Um trovão a acordou com um susto naquela madrugada. Ela respirou fundo quando percebeu que era apenas aquilo. Um trovão. Giovanna se levantou de sua cama, indo até a janela. Abriu um pouco uma das cortinas, para observar a tempestade daquela pequenina fresta. Gostava de chuva, mas a violência que assolava a cidade naquela noite a deixava com medo.
Um relâmpago... E outro trovão. Ela se assustou novamente, mas dessa vez, o motivo não foi o que estava lá fora. A garota jogou os cabelos castanhos para trás, tentando disfarçar o nervosismo; sentia que havia mais alguém no quarto com ela. Não se atreveria a virar-se. Ao invés disso, abriu totalmente a cortina, e quase que imediatamente soltou um grito terrível, um berro de horror - pois na sua janela, além do reflexo fraco de sua cama, havia também o reflexo de uma silhueta que a fitava de forma ávida, ansiosa. Ela finalmente se virou, pegando o primeiro objeto que alcançou - um porta-retrato - e atirando-o na direção da silhueta.
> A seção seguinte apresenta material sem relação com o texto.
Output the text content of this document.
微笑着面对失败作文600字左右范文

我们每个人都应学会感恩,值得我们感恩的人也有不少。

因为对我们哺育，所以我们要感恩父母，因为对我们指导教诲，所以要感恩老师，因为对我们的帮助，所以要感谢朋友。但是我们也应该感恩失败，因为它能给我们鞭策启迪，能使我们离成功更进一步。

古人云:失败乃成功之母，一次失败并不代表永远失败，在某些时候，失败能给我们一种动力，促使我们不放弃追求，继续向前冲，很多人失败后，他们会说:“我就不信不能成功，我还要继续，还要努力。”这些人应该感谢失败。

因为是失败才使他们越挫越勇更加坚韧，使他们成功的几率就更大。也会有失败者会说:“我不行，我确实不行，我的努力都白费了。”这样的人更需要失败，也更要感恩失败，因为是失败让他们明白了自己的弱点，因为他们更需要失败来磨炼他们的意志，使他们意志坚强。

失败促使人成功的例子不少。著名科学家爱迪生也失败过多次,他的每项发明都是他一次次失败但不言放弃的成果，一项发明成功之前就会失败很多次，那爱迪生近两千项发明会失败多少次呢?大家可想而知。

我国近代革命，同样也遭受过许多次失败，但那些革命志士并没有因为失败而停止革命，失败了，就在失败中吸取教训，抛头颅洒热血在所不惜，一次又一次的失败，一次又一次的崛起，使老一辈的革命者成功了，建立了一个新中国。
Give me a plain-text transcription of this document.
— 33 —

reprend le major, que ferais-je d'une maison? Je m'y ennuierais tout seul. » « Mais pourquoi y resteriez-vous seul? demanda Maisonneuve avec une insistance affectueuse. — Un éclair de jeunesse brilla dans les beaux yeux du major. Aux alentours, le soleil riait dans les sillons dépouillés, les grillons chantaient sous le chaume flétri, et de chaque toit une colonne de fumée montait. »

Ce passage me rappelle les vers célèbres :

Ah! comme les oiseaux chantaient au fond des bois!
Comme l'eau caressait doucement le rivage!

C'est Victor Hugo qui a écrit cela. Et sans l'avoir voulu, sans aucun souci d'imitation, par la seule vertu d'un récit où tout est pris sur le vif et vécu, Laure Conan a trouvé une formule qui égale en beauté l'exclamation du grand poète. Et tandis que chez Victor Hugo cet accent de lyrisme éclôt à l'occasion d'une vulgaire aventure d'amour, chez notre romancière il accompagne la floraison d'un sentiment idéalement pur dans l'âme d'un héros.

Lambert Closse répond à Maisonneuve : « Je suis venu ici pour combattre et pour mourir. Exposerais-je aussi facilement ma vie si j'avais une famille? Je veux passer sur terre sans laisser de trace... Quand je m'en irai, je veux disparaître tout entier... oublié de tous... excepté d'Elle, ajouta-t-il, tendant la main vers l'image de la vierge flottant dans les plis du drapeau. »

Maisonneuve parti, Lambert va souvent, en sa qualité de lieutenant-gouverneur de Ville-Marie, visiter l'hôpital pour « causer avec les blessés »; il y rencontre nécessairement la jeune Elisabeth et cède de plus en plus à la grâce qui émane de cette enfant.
O porta-retratos se espatifou na parede.
Giovanna segurou a respiração até perceber que realmente estava sozinha. Ela pegou o porta-retrato quebrado e cuidadosamente juntou os cacos de vidro. Parou então por um momento para admirar a fotografia que o objeto costumava abrigar: uma bela imagem de sua mãe, mais ou menos com sua idade, e seu avô ao lado dela. Reparava que, em seu próprio rosto, herdara alguns traços de seu avô; talvez mais nitidamente do que sua mãe. Tinham, Giovanna e seu avô, o mesmo semblante gentil; também o mesmo olhar sereno. Colocou a fotografia em cima de sua escrivaninha, parando para observar os outros três porta-retratos: um com a imagem dela, juntamente com seus pais e seu irmão, tirada há poucos meses. Os quatro sorrisos cintilavam ao sol. O segundo era uma foto de seu irmão com seus padrinhos - Jared Pollcheck e Iris Owen -, com dois sorrisos sinceros e um semblante malicioso, travesso. A terceira fotografia foi colocada recentemente em cima dessa escrivaninha: uma imagem da irmã de sua mãe, uma bela mulher chamada Beatrice. Ela se parecia muito com Alice. Tinha cabelos escuros, um tanto avermelhados, olhos cor de jade e uma aveludada palidez na pele. Alice, contudo, tinha um rosto gentil e delicado. Já Beatrice se parecia mais com a própria, também chamada Beatrice. A tia de Giovanna não era filha de seu avô. Aliás, a jovem - que agora fitava as quatro fotografias com certo incômodo -, há poucos meses atrás, sequer sabia que sua mãe tinha uma irmã. Ninguém sabia.
A mulher, de qualquer forma, faleceu ao dar a luz. O primo da morena, um rapaz chamado Erick Frostheart, herdara poucos traços da mãe. Giovanna se sentia mal por não ser tão envolvida com esse lado da família... Como se estivesse perdendo algo. Como se houvesse uma falha ainda não muito clara na estruturação da sua família.
Algo ali estava errado.
Ela se sobressaltou novamente ao ver outro lampejo, seguido de um trovão ensurdecedor. Para sua maior surpresa - e também para o seu terror -, o relâmpago iluminou dois vultos em seu quarto. Algo, porém, acalmou minimamente seu coração: seu avô e sua tia sorriam em sua direção.
Com a escuridão eles desapareceram. Boquiaberta, a garota caiu sentada em sua cama, com os olhos arregalados. Ofegava.
"Such a beauty--", uma grave voz sussurrou. Ela estava, obviamente, assustada. Contudo, sua curiosidade superava seu medo.
- Quem...?
"Você sabe."
Giovanna não dormiu naquela noite. Poderia, sim, estar enlouquecendo. Aquilo poderia ser fruto de seus medos, suas esperanças, ou mesmo do sono; mas ela não acreditava nisso.
Em seu esperançoso coração, tinha muita fé na maravilhosa e assustadora possibilidade de ter realmente trocado palavras com seu avô.